Understanding Feldenkrais - Low tech, high tech self-improvement?

You CAN Take It With You! (FELDENKRAIS)

golf swing 2
Image by Companygolflessons via Flickr
I think that FELDENRKAIS is the most low-tech, high tech system for self-improvement out there. Think about it — all you need is a floor to lie upon, or a chair to sit in, and you have a very accurate and personalized  biofeedback “device” that will give you a lot of detailed information about yourself, if you stop and pay attention.
Each lesson is an exploration, or an experiment in movement. The stakes are low — the cost of failure is ZERO — and you’re going so slowly and gently that you won’t risk injury. There are no gadgets, weights, medicine balls, or torture racks — just you and a mat, perhaps a couple of towels. Best of all, the technology is completely portable. Have body and brain, will travel. As my friend and colleague Ayala Teichman says, “You don’t have to go to the gym in order to “do” Feldenkrais. You already have “Feldenkrais” Built within you, in every movement that you make. If you do go to a Feldi Lesson – Take the movements with you to your own life.”
Once a student “gets this” —  how to take the movements into life — there’s no stopping them. Last week at the class at the MD Anderson Integrative Medicine Center, a man shared two really interesting comments with me. Immediately after the lesson (one with tilting crossed legs slowly to the side, noticing details; then slowly tilting arms in the opposite direction) he got up on his feet and then walked around a bit, with a curious smile on his face. “I hope it’s OK,” he grinned, “but during that lesson I kept thinking about how that twist was really going to help my golf swing.” I told him that was indeed OK – and indeed, it was the whole point — to take the movements into your own life, doing whatever it is that you want to do, or must do.
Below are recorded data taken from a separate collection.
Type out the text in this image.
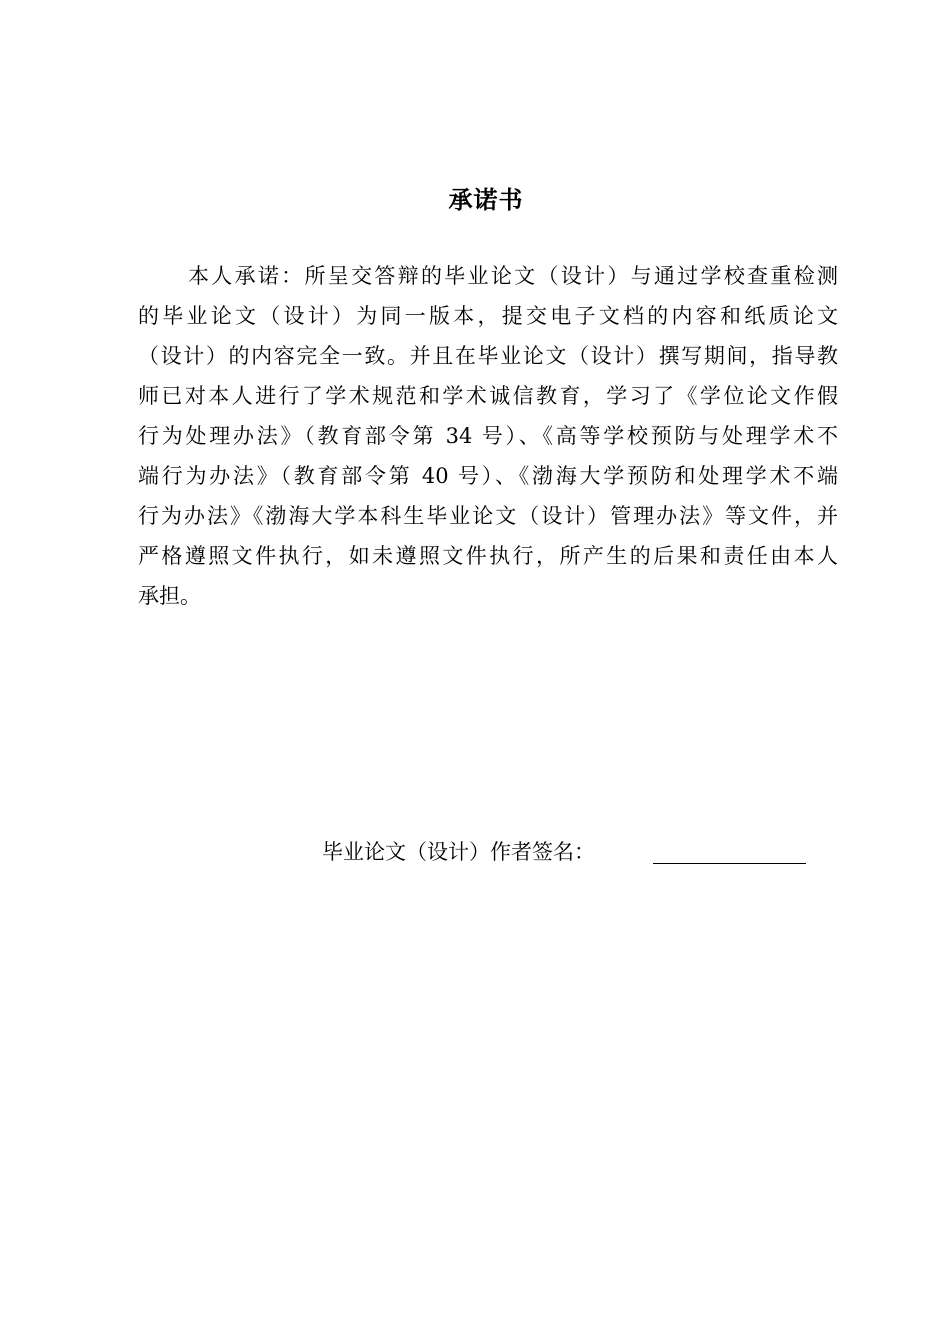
承诺书
本人承诺：所呈交答辩的毕业论文（设计）与通过学校查重检测
的毕业论文（设计）为同一版本，提交电子文档的内容和纸质论文
（设计）的内容完全一致。并且在毕业论文（设计）撰写期间，指导教
师已对本人进行了学术规范和学术诚信教育，学习了《学位论文作假
行为处理办法》（教育部令第 34 号）、《高等学校预防与处理学术不
端行为办法》（教育部令第 40 号）、《渤海大学预防和处理学术不端
行为办法》《渤海大学本科生毕业论文（设计）管理办法》等文件，并
严格遵照文件执行，如未遵照文件执行，所产生的后果和责任由本人
承担。
毕业论文（设计）作者签名：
He then shared that he is currently undergoing proton therapy, a very advanced type of radiation treatment, for his cancer — and that he must lie very still within the “tube” during the treatments. “I realized that even when I’m not moving, there’s a lot moving — like my breathing. Maybe I can just THINK about moving while I’m in there — and they’ll never know.” This man got some of his power back that day on the floor, and was looking forward to getting out on the links to try his Feldenkrais-improved swing.